Marie Curie launches Great Daffodil Appeal

Press release published

Marie Curie Cancer Care launches its annual Great Daffodil Appeal today (Friday 01 March 2013). The Great Daffodil Appeal is Marie Curie’s biggest fundraising campaign and encourages everyone to give a donation and wear one of the charity’s daffodil pins during March.
 
The funds raised from the appeal are vital in helping Marie Curie nurses provide much needed free nursing care to people with a terminal illness and vital support for their loved ones, allowing families to spend their final weeks, days or hours with the people and things they love close by.
 
This year’s campaign focuses on your last moments meaning as much as your first and is supported by a nationwide TV advertisement to highlight this.
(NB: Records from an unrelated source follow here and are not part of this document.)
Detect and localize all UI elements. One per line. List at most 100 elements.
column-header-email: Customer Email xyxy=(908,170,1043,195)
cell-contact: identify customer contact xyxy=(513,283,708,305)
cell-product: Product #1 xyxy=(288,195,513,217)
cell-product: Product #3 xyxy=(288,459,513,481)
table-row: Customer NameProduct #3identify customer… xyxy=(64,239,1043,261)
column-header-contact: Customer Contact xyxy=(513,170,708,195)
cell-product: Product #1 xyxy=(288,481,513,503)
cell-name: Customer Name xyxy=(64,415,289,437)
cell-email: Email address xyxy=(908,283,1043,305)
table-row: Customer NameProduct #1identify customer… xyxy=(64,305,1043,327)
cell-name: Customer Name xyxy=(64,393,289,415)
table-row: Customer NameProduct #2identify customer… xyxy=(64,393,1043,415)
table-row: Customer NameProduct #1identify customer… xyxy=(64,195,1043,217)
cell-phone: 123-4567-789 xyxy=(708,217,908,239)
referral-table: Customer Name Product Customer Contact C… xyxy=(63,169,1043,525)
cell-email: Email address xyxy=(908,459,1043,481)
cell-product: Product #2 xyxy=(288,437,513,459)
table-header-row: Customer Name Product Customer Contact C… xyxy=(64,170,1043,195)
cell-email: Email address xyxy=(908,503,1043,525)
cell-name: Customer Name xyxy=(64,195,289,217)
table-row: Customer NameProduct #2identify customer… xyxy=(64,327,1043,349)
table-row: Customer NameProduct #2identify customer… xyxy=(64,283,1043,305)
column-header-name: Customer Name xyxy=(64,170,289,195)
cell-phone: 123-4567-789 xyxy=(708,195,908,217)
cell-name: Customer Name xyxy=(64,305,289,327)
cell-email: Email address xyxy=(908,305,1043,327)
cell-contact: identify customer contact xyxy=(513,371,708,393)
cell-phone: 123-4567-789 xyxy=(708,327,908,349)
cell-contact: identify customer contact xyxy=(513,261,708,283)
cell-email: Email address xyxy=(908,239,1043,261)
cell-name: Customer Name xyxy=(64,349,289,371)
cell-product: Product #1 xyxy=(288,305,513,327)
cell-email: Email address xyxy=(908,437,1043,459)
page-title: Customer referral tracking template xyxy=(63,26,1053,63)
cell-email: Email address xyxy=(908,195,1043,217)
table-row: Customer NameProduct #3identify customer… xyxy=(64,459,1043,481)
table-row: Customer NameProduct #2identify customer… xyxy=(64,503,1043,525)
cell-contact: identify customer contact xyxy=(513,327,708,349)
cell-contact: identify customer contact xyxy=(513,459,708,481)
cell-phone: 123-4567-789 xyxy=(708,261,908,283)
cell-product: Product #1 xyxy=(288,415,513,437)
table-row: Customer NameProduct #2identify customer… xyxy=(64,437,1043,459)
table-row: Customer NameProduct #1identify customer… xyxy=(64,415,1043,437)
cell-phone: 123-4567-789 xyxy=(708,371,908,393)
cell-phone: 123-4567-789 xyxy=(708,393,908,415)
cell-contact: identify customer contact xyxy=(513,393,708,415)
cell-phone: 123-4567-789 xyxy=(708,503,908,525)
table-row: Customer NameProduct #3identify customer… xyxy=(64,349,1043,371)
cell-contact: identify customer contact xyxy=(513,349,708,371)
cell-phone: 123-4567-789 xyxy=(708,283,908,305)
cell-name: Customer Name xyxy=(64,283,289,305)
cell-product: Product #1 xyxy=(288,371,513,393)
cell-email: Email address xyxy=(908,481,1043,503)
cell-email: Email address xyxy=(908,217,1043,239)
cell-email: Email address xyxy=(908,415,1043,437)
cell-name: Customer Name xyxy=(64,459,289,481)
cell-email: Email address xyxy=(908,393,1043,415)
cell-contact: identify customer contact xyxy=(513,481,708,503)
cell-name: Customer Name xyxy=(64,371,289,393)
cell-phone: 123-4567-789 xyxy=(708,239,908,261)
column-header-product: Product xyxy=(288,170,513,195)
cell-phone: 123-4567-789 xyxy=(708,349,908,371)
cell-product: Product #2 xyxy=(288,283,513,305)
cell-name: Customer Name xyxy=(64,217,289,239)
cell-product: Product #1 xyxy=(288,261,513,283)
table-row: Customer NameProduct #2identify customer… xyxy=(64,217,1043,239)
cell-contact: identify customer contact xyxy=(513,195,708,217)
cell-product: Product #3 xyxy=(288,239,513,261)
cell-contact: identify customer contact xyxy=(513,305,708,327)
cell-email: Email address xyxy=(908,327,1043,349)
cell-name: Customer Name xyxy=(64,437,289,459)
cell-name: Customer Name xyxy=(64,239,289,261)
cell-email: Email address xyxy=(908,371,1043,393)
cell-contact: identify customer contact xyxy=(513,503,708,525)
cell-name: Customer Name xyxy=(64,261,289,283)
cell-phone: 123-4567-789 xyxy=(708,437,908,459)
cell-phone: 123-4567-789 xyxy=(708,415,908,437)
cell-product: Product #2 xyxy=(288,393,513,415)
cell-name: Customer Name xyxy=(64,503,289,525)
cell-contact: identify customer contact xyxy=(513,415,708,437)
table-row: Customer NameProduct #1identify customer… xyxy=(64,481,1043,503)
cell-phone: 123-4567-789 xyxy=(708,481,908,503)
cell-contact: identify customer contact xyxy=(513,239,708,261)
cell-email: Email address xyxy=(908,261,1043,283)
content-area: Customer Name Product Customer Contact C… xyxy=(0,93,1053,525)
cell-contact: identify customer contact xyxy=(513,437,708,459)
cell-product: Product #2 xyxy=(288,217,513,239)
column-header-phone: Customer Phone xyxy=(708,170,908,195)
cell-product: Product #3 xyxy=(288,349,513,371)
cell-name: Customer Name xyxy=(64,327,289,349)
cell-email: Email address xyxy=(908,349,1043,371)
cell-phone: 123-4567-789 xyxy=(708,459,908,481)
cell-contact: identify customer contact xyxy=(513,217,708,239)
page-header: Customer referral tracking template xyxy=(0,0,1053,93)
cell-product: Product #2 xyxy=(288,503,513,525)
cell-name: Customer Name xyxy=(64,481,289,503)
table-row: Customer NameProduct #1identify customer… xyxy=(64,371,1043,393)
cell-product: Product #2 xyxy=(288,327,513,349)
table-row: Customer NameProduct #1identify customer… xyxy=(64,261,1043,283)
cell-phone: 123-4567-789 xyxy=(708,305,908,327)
The ad which has been directed by Tom Tagholm the man behind the ‘Meet The Superhumans’ film for the Paralympics, highlights the importance of the care Marie Curie nurses provide, by comparing first moments such as a kiss, with poignant moments at the end of life such as an older couple holding hands for the last time. 
 
The launch also comes as the charity releases the results of a UK poll that found 71% of people think that people in the UK don’t talk enough about death and dying with half (50%) of people saying they wouldn’t know where to turn for practical support if someone close to them were terminally ill.
 
The research by ComRes for Marie Curie also found the majority of people in the UK (77%) feel that care of the dying should be more of a priority for the NHS, with less than half (47%) of people confident that the NHS would provide high quality care if they or someone close to them were terminally ill.
 
Marie Curie is hoping to raise £7 million from the Great Daffodil Appeal this year which will help provide 350,000 hours of free nursing care.
 
Daffodil pins will be available from volunteer donation collectors on streets across the country, local shops, supermarkets and Marie Curie shops.
 
For more information call 0845 601 3107 (local rate) or visit www.mariecurie.org.uk/daffodil.
 
View the new TV ad at: http://www.youtube.com/watch?v=V5jZES7usio
 
#lastmoments
#wearedaff

-ENDS-

The ComRes UK adults online survey was conducted from 6-8 February surveying 2601 UK adults. Data was weighted to be demographically representative of adults across the UK.


Contact information

Liz Ensor
Senior Media and PR Officer
Claire Diamond
Media and Public Relations Officer

Updated

Notes to editor

The Great Daffodil Appeal
The Great Daffodil Appeal is Marie Curie’s biggest fundraising event and encourages everyone to give a donation and wear one of the charity’s daffodil pins during March.  Since the first Great Daffodil Appeal took place in 1986, an incredible £61.5 million has been raised to fund the charity’s work. This money has enabled Marie Curie to provide more of the free hands-on care and emotional support the charity is renowned for. Daffodil pins will be available from volunteer collectors, local shops and supermarkets. For more information call 0845 601 3107 (local rate) or visit www.mariecurie.org.uk/daffodil.
 
Marie Curie Cancer Care is one of the UK’s largest charities. Employing more than 2,700 nurses, doctors and other healthcare professionals, it provided care to more than 35,000 terminally ill patients in the community and in its nine hospices last year and is the largest provider of hospice beds outside the NHS.
 
Funding
Around 70 per cent of the charity’s income comes from the generous support of thousands of individuals, membership organisations and businesses, with the balance of our funds coming from the NHS.
 
Marie Curie Nurses
The charity is best known for its network of Marie Curie Nurses working in the community to provide end of life care, totally free for patients in their own homes.
 
Research
The charity provides core funding for three palliative care research facilities; the Marie Curie Palliative Care Research Unit at University College London, the Marie Curie Palliative Care Institute Liverpool and the Marie Curie Palliative Care Centre at the Wales Cancer Trials Unit (Cardiff University). The charity also supports palliative and end of life care research through its project grant funding streams, the Marie Curie Cancer Care Research Programme (administered by Cancer Research UK) and the Dimbleby Marie Curie Cancer Care Research Fund. Both research programmes aims to tackle the funding and knowledge gap in palliative and end of life care research, which in turn will benefit patients, families and carers. The charity also funds seven fundamental scientific research groups which investigate the causes and treatments of cancer. This research was previously carried out at the Marie Curie Research Institute in Oxted, Surrey. The programmes are now located in universities around the country, and will receive funding from the charity until March 2013.
 
The right to die in place of choice
Research shows around 63 per cent of people would like to die at home if they had a terminal illness, with a sizeable minority opting for hospice care. However, more than 50 per cent of cancer deaths still occur in hospital, the place people say they would least like to be. Since 2004 Marie Curie Cancer Care has been campaigning for more patients to be able to make the choice to be cared for and die in their place of choice.